Zimbabwean activists fear post-Mugabe human rights crackdown

Concerns over track record of new president, accused of involvement in 1980s killings

Activists and human rights campaigners in Zimbabwe fear a new crackdown that could roll back gains made during the eight-day crisis that culminated in the resignation of President Robert Mugabe last week.

Relatives of victims of state-sponsored violence said they were concerned about the track record of the new leader, Emmerson Mnangagwa, who was Mugabe’s right-hand man and is blamed for the brutal suppression of opposition parties during elections in 2008.

“Just because he has wrestled power from the devil does not mean I see him as the messiah,” said Patson Dzamara, whose brother was abducted in 2015. “So many have been killed, maimed, tortured or imprisoned, and the ones who are presiding over this transition are the ones responsible.” he added.

In his inauguration speech on Friday, Mr Mnangagwa said he would govern for all "patriotic Zimbabweans" and promised elections would be held as scheduled next year.


Meanwhile Mr Mugabe’s face “glowed” with relief when he agreed to step down as president , the priest who mediated his resignation said yesterday.

Fr Fidelis Mukonori, a friend of Mr Mugabe's , laughed off a report by Standard newspaper that Mr Mugabe cried and lamented the betrayal by lieutenants when he agreed to resign. "When he finished his signature his face just glowed; no weeping unless there were angels weeping somewhere," Fr Mukonori said.

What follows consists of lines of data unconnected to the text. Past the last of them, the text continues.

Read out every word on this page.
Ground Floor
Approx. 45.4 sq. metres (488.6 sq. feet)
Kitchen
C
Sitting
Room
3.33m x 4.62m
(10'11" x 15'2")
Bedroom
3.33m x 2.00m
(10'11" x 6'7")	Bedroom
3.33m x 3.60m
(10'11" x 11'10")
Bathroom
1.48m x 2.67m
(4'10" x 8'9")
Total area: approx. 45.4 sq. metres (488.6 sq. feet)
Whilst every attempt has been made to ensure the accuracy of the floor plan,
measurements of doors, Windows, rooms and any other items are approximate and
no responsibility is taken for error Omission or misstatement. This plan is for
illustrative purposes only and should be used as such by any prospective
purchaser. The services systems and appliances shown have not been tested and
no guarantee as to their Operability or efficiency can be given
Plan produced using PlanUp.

Mr Mugabe and his wife will receive a "golden handshake" worth many millions of dollars as part of the deal negotiated before the resignation of the ageing autocrat last week. The exact sums to be paid to Mr Mugabe and his wife, Grace, are still unclear, although one senior ruling party official with direct knowledge of the agreement said the total would not be less than $10 million.